KONSEKUENSI ISTIKMAL RAJAB 1432H

“Laporan dari daerah-daerah menyatakan bahwa ru’yah jum’at petang 1 Juli 2011 tidak berhasil melihat hilal. Maka atas dasar istikmal, awal sya’ban 1432H jatuh pada ahad 3 Juli 2011. Trmksh atas partisipasi Nahdliyyin sekalian.” (LFPBNU)

ISTIKMAL RAJAB DAN RUKYAT AWAL SYA’BAN 1432H

Informasi di atas merupakan sebuah pesan singkat dari KH. Ghozalie Masrurie selaku ketua Lajnah Falakiyyah PBNU (LFPBNU) yang mengabarkan hasil pelaksanaan rukyat yang dilaksanakan oleh warga Nadhliyyin diberbagai pelosok Indonesia yang tidak dapat menyaksikan kemunculan hilal.

Sehingga, sesuai dengan tuntunan Nabi Muhammad Shallallaahu ‘alaihi wa sallam, Rajab digenapkan (istikmal) menjadi 30 hari dan 1 Sya’ban bertepatan dengan hari Ahad, 3 Juli 2011.

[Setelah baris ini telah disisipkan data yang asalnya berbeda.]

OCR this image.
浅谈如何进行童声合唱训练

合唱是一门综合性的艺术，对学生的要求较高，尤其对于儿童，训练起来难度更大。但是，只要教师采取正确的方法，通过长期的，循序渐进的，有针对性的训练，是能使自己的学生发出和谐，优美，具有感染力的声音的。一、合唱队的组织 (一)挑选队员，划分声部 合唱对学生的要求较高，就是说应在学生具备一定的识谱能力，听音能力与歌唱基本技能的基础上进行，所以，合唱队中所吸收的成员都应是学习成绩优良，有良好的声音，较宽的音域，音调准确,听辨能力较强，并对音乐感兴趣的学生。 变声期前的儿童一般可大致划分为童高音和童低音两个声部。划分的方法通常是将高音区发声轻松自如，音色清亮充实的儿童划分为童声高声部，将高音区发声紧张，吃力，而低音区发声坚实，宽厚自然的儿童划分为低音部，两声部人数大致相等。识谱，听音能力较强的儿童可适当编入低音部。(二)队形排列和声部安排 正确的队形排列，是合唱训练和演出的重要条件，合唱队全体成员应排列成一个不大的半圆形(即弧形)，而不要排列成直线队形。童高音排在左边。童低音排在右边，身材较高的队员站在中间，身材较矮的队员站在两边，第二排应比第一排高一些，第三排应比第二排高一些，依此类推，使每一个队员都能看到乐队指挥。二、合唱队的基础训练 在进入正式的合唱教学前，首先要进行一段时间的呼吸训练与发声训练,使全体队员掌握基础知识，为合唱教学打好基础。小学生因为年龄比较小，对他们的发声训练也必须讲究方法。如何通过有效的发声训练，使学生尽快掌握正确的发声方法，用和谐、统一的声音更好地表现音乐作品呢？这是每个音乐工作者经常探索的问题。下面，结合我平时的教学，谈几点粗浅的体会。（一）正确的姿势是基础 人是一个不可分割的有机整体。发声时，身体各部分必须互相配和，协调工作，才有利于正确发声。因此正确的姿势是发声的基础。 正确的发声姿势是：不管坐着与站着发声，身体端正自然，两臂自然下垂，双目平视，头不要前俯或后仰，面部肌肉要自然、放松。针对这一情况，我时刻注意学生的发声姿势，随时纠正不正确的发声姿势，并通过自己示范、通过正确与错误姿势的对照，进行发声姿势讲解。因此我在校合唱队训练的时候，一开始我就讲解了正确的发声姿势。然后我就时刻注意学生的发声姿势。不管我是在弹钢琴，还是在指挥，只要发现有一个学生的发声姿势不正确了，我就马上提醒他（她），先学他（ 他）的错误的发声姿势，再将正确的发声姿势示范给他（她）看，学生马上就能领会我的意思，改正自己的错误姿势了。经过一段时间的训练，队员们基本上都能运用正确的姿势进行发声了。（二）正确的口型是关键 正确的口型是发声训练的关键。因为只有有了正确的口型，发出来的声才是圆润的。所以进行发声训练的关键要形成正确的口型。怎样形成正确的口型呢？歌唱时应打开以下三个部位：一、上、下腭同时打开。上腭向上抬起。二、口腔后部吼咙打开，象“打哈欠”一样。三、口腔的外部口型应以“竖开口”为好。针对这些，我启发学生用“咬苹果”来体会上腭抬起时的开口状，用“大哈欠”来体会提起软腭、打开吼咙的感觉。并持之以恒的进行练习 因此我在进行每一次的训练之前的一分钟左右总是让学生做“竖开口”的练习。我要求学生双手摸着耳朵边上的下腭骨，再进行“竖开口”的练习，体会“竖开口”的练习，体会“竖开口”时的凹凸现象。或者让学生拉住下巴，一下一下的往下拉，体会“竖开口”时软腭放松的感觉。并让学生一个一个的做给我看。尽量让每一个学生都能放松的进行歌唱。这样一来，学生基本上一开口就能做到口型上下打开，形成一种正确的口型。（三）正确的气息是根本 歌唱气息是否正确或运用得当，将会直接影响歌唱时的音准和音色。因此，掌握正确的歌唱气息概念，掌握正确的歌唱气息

Pelaksanaan Rukyat Awal Sya’ban memiliki posisi penting karena bulan setelah Sya’ban adalah Bulan Suci Ramadhan dimana umat Islam diwajibkan untuk melaksanakan puasa selama satu bulan penuh.

Pada dasarnya, Istikmal pada akhir Rajab 1432H sudah dapat diperkirakan dengan pasti melalui perhitungan (Hisab) posisi bulan pada tanggal 29 Rajab 1432H (bertepatan dengan tanggal 1 Juli 2011). Pada tanggal 1 Juli 2011 Ijtima’ diperkirakan terjadi pada jam 15:54 LT dan matahari tenggelam pada jam 14:54 LT. Hal ini berarti Ijtima’ terjadi setelah matahari tenggelam sehingga hilal dikatakan belum wujud sehingga dapat dipastikan hilal tidak dapat dirukyat. Oleh karenanya, berdasar ketentuan NU maupun Muhammadiyah, bulan Rajab digenapkan menjadi 30 hari (istikmal).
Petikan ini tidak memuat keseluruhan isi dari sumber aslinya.